Die TU Darmstadt hat damit als Universität nicht nur einen fachlichen Bildungsauftrag, sie hat auch eine wichtige Aufgabe bei der Persönlichkeitsentwicklung ihrer Studierenden. Eine Erkenntnis, die leider viele unserer Lehrveranstaltungen immernoch vermissen lassen. Viel zu selten werden Studierende angehalten, ihre eigene Rolle und die Rolle ihrer Fachdisziplin in der Gesellschaft zu reflektieren. Es geht mir dabei nicht nur um einzelne Lehrveranstaltungen, auch in den meisten unserer Studiengänge fehlen entsprechende Konzepte. So ist der Maschinenbau, meines Wissens nach der einzige ingenieurwissenschaftliche Studiengang an der TU Darmstadt, der mit dem Modul „Ingenieurwissenschaft und Gesellschaft“ alle Studierenden des Fachs verpflichtend zu einer kritischen Auseinandersetzung mit ethischen und gesellschaftlichen Implikationen des eigenen Fachs anregt.
Andere Studiengänge lassen die Studierenden hier alleine. Zwar ist es mittlerweile in den meisten unserer Studiengänge durchaus möglich, entsprechende Module etwa des Fachbereichs Gesellschafts- und Geschichtswissenschaften zu belegen, doch dies ist ganz allein den Studierenden überlassen und gestaltet sich nicht immer einfach. Die fachübergreifenden Wahlbereiche sind oft klein und oft schon durch das Besuchen eines einzigen Sprachkurses ausgefüllt.
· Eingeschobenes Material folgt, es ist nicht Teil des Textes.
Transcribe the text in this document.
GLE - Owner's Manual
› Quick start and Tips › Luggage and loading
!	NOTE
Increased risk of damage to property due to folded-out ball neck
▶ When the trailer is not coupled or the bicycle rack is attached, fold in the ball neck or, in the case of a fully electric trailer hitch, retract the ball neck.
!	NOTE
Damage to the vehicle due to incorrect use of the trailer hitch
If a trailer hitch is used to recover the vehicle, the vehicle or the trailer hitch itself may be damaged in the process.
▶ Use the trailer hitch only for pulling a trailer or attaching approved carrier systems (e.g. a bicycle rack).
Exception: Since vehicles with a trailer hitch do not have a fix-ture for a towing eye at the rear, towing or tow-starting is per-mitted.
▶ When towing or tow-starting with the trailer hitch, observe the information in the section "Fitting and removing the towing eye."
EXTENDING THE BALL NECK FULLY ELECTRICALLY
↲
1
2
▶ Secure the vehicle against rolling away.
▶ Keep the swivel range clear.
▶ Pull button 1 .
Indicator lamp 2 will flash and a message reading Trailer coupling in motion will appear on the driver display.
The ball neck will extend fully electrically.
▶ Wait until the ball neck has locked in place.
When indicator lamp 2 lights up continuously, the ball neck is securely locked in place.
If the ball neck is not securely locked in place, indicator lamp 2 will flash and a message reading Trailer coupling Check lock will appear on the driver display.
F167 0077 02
Wir als TU Darmstadt sehen uns als sehr interdisziplinäre Universität und an vielen Stellen sind wir das auch. Es gibt etliche Projekte, bei denen unsere Fach- und Studienbereiche zusammenarbeiten, doch diese Interdisziplinarität darf auch an einer technischen Universität nicht bedeuten, dass sich Geisteswissenschaftler*innen um die gesellschaftlichen Fragen kümmern und Techniker*innen um die technischen. Gesellschaftliche Verantwortung geht uns alle etwas an und diese ist nicht durch den Besuch eines einzigen kritischen Moduls an einem anderen Fachbereich abgedeckt.
Bei all der Kritik gibt es natürlich gibt es auch positive Beispiele. So vergeben wir heute beispielsweise die Athene-Sonderpreise für „Gender‐und Diversity‐sensible Lehre“ und für „Interdisziplinäre Lehre“. Ein wichtiges Instrument, denn es ist ein Anreiz für weitere Lehrprojekte in diese Richtung. Gleichzeitig sind die Preise ein wichtiges Zeichen von Wertschätzung für die vielen tollen Projekte, die es auch jetzt schon gibt. Gerade in diesem Jahr fiel es uns schwer, unter den Einsendungen eine Auswahl zu treffen, da wir eigentlich der Meinung waren, dass mehrere Projekte den Preis verdient hätten. Für die Stiftung dieser Preise möchte ich an dieser Stelle auch nochmal ganz herzlich der Carlo und Karin Giersch-Stiftung danken.
Darüber hinaus sind weitere Positivbeispiele hervorzuheben: IANUS, das Forum für interdisziplinäre Forschung, die interdisziplinären Studienschwerpunkte, verschiedene Ringvorlesungen und die autonomen Tutorien des AStA. Sie alle thematisieren die gesellschaftliche Verantwortung von Wissenschaft in Forschung und Lehre. Projekte wie diese haben an der TU Darmstadt eigentlich eine lange Tradition und so gehört die TU unter anderem zu einer der ersten deutschen Hochschulen, die neben einer Zivilklausel auch ein detailliertes Umsetzungsverfahren verabschiedet hat.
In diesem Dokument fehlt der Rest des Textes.